One second prior to ignition, the central light in the indicator cluster came on to tell the crew that the J-2 was about to spring into life. When it did, the crew felt an acceleration of about 0.5 g that gently rose to about 1.5 g over the duration of the burn as the tanks in the third stage emptied. Translunar injection typically lasted just under 6 minutes, increasing their speed from 7.8 to 10.8 kilometres per second. As soon as the burn began, the position at which it occurred became the perigee of the stack's new elliptical orbit. Then as the burn proceeded and as they continued to orbit around Earth, their height began to rise; slowly at first, but at an increasing rate as the apogee was drawn out. The crew continuously monitored their instruments in case the S-IVB showed signs of trouble, but they were not averse to taking a look out of the window and enjoying the view, which Eugene Cernan described on Apollo 17: ''As the S-IVB manoeuvred, we flew through a sunrise during TLI, which in itself was very interesting, very spectacular.''
It was common for commentators of the day to say that the TLI burn accelerated Apollo to Earth escape velocity. This statement implied that when the S-IVB finished its work, the stack was travelling so fast that it would never return to Earth's vicinity without some intervention, whether from the Moon or a rocket engine. Strictly speaking, this was not true, as the stack's long elliptical orbit around Earth would have eventually returned them to perigee if the Moon had not intervened.
Nevertheless, it was well within the capability of the S-IVB to add the few extra metres per second to its speed and attain true escape velocity.
With respect to the ground, the stack's new trajectory was moving less and less parallel to Earth's surface, and instead more and more perpendicular to it as it pulled away from the planet. As it did so, its horizontal speed across the ground diminished - so much so, in fact, that the rotation of the planet began to catch up with the spacecraft, with the result that the ground track, which had been towards the east, slowed, halted and began to travel towards the west, which kept the spacecraft in view of Hawaii.
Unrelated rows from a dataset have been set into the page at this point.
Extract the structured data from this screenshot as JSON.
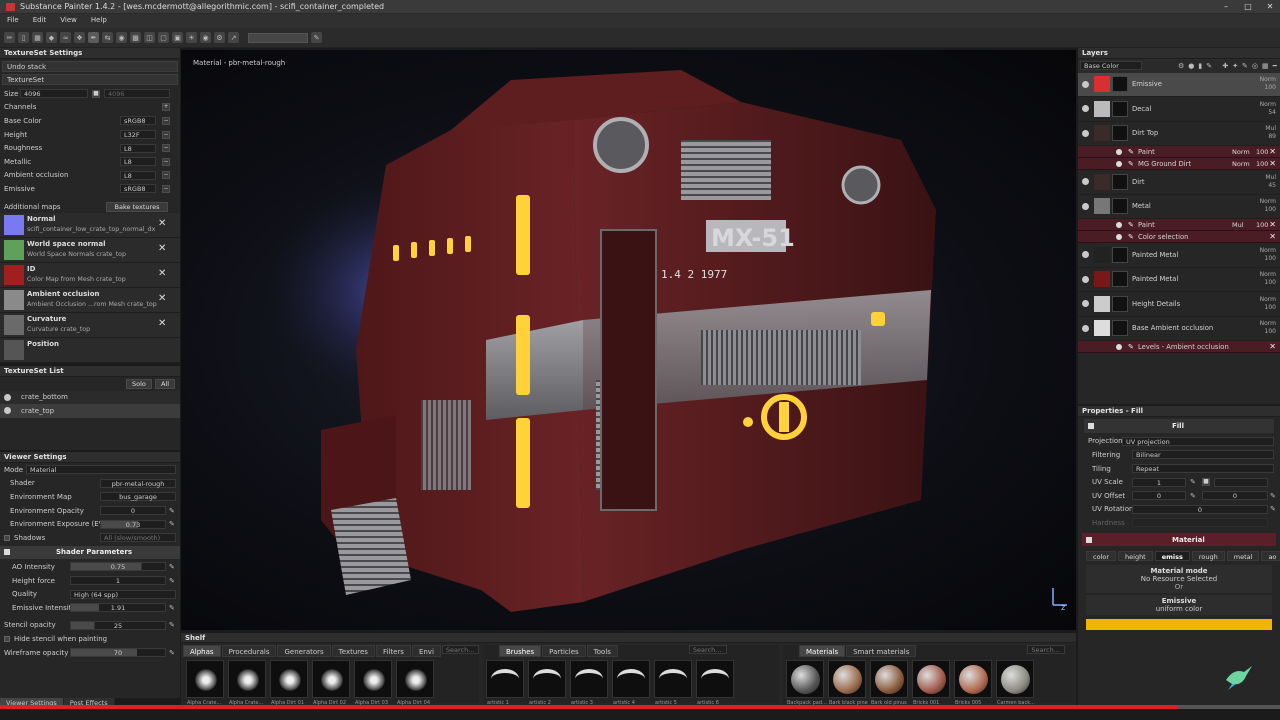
{
  "window": {
    "title": "Substance Painter 1.4.2 - [wes.mcdermott@allegorithmic.com] - scifi_container_completed"
  },
  "menu": [
    "File",
    "Edit",
    "View",
    "Help"
  ],
  "textureset_settings": {
    "header": "TextureSet Settings",
    "undo_stack": "Undo stack",
    "textureset": "TextureSet",
    "size_label": "Size",
    "size_value": "4096",
    "size_value2": "4096",
    "channels_label": "Channels",
    "channels": [
      {
        "name": "Base Color",
        "format": "sRGB8"
      },
      {
        "name": "Height",
        "format": "L32F"
      },
      {
        "name": "Roughness",
        "format": "L8"
      },
      {
        "name": "Metallic",
        "format": "L8"
      },
      {
        "name": "Ambient occlusion",
        "format": "L8"
      },
      {
        "name": "Emissive",
        "format": "sRGB8"
      }
    ],
    "additional_maps": "Additional maps",
    "bake_textures": "Bake textures",
    "maps": [
      {
        "name": "Normal",
        "file": "scifi_container_low_crate_top_normal_dx",
        "color": "#7a7af0"
      },
      {
        "name": "World space normal",
        "file": "World Space Normals crate_top",
        "color": "#5fa05a"
      },
      {
        "name": "ID",
        "file": "Color Map from Mesh crate_top",
        "color": "#a02020"
      },
      {
        "name": "Ambient occlusion",
        "file": "Ambient Occlusion ...rom Mesh crate_top",
        "color": "#8a8a8a"
      },
      {
        "name": "Curvature",
        "file": "Curvature crate_top",
        "color": "#6a6a6a"
      },
      {
        "name": "Position",
        "file": "",
        "color": "#555555"
      }
    ]
  },
  "textureset_list": {
    "header": "TextureSet List",
    "solo": "Solo",
    "all": "All",
    "items": [
      "crate_bottom",
      "crate_top"
    ]
  },
  "viewer_settings": {
    "header": "Viewer Settings",
    "mode_label": "Mode",
    "mode_value": "Material",
    "shader_label": "Shader",
    "shader_value": "pbr-metal-rough",
    "env_map_label": "Environment Map",
    "env_map_value": "bus_garage",
    "env_opacity_label": "Environment Opacity",
    "env_opacity_value": "0",
    "env_exposure_label": "Environment Exposure (EV)",
    "env_exposure_value": "0.73",
    "shadows_label": "Shadows",
    "shadows_value": "All (slow/smooth)",
    "shader_params": "Shader Parameters",
    "ao_label": "AO Intensity",
    "ao_value": "0.75",
    "height_label": "Height force",
    "height_value": "1",
    "quality_label": "Quality",
    "quality_value": "High (64 spp)",
    "emissive_label": "Emissive Intensity",
    "emissive_value": "1.91",
    "stencil_label": "Stencil opacity",
    "stencil_value": "25",
    "hide_stencil": "Hide stencil when painting",
    "wireframe_label": "Wireframe opacity",
    "wireframe_value": "70"
  },
  "bottom_tabs": [
    "Viewer Settings",
    "Post Effects"
  ],
  "viewport": {
    "label": "Material - pbr-metal-rough",
    "decal_text": "MX-51",
    "serial_text": "1.4 2 1977",
    "colors": {
      "body": "#5a1c1e",
      "metal": "#8c8c90",
      "glow": "#ffd23a",
      "dark": "#2a2a2c"
    }
  },
  "layers": {
    "header": "Layers",
    "channel_select": "Base Color",
    "items": [
      {
        "name": "Emissive",
        "blend": "Norm",
        "opacity": "100",
        "thumb": "#d83030",
        "selected": true
      },
      {
        "name": "Decal",
        "blend": "Norm",
        "opacity": "54",
        "thumb": "#bbbbbb"
      },
      {
        "name": "Dirt Top",
        "blend": "Mul",
        "opacity": "89",
        "thumb": "#3a2a28"
      },
      {
        "sub": true,
        "name": "Paint",
        "blend": "Norm",
        "opacity": "100"
      },
      {
        "sub": true,
        "name": "MG Ground Dirt",
        "blend": "Norm",
        "opacity": "100"
      },
      {
        "name": "Dirt",
        "blend": "Mul",
        "opacity": "45",
        "thumb": "#3a2a28"
      },
      {
        "name": "Metal",
        "blend": "Norm",
        "opacity": "100",
        "thumb": "#777777"
      },
      {
        "sub": true,
        "name": "Paint",
        "blend": "Mul",
        "opacity": "100"
      },
      {
        "sub": true,
        "name": "Color selection",
        "blend": "",
        "opacity": ""
      },
      {
        "name": "Painted Metal",
        "blend": "Norm",
        "opacity": "100",
        "thumb": "#222222"
      },
      {
        "name": "Painted Metal",
        "blend": "Norm",
        "opacity": "100",
        "thumb": "#7a1818"
      },
      {
        "name": "Height Details",
        "blend": "Norm",
        "opacity": "100",
        "thumb": "#cccccc"
      },
      {
        "name": "Base Ambient occlusion",
        "blend": "Norm",
        "opacity": "100",
        "thumb": "#dddddd"
      },
      {
        "sub": true,
        "name": "Levels - Ambient occlusion",
        "blend": "",
        "opacity": ""
      }
    ]
  },
  "properties": {
    "header": "Properties - Fill",
    "fill": "Fill",
    "projection_label": "Projection",
    "projection_value": "UV projection",
    "filtering_label": "Filtering",
    "filtering_value": "Bilinear",
    "tiling_label": "Tiling",
    "tiling_value": "Repeat",
    "uv_scale_label": "UV Scale",
    "uv_scale_value": "1",
    "uv_offset_label": "UV Offset",
    "uv_offset_value": "0",
    "uv_offset_value2": "0",
    "uv_rotation_label": "UV Rotation",
    "uv_rotation_value": "0",
    "hardness_label": "Hardness",
    "material": "Material",
    "channel_tabs": [
      "color",
      "height",
      "emiss",
      "rough",
      "metal",
      "ao"
    ],
    "material_mode": "Material mode",
    "no_resource": "No Resource Selected",
    "or": "Or",
    "emissive": "Emissive",
    "uniform_color": "uniform color",
    "emissive_color": "#f2b600"
  },
  "shelf": {
    "header": "Shelf",
    "tabs1": [
      "Alphas",
      "Procedurals",
      "Generators",
      "Textures",
      "Filters",
      "Envi"
    ],
    "search": "Search...",
    "alphas": [
      "Alpha Crate...",
      "Alpha Crate...",
      "Alpha Dirt 01",
      "Alpha Dirt 02",
      "Alpha Dirt 03",
      "Alpha Dirt 04"
    ],
    "tabs2": [
      "Brushes",
      "Particles",
      "Tools"
    ],
    "brushes": [
      "artistic 1",
      "artistic 2",
      "artistic 3",
      "artistic 4",
      "artistic 5",
      "artistic 6"
    ],
    "tabs3": [
      "Materials",
      "Smart materials"
    ],
    "materials": [
      "Backpack pad...",
      "Bark black pine",
      "Bark old pinus",
      "Bricks 001",
      "Bricks 005",
      "Carmen back..."
    ]
  },
  "playback_progress": 0.92
}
For a few minutes, as they raced away at about 10 kilometres per second, the crew passed through the van Allen belts, where they received a small dose of radiation. The Apollo flights represent the only example of human spaceflight through and beyond the van Allen radiation belts into interplanetary space. These belts consist of diffuse volumes around Earth within which radiation levels are elevated by the planet's magnetic field trapping energetic particles from the Sun. There is an inner torus populated by energetic protons, which the spacecraft passed through in a matter of minutes, and which was largely shielded against by the spacecraft's skin. The spacecraft took about an hour and a half to traverse the more extensive outer torus, but because this region has mainly low-energy electrons, it was less of a worry to mission planners. Over a complete mission, including exposure to very energetic particles encountered in the solar wind environment beyond Earth's magnetosphere, crews were believed to have sustained a dose of a similar magnitude to that allowed annually for workers in the nuclear industry. There were additional dangers from occasional explosive events on the Sun when huge quantities of particle radiation were spewed out in a solar flare, but the Apollo programme simply ran the gauntlet of these flares, accepting such risks along with the many other risks already inherent in an Apollo mission. Astronauts came from the test-pilot milieu where danger was a given and risks had to be weighed against the gains of mission success.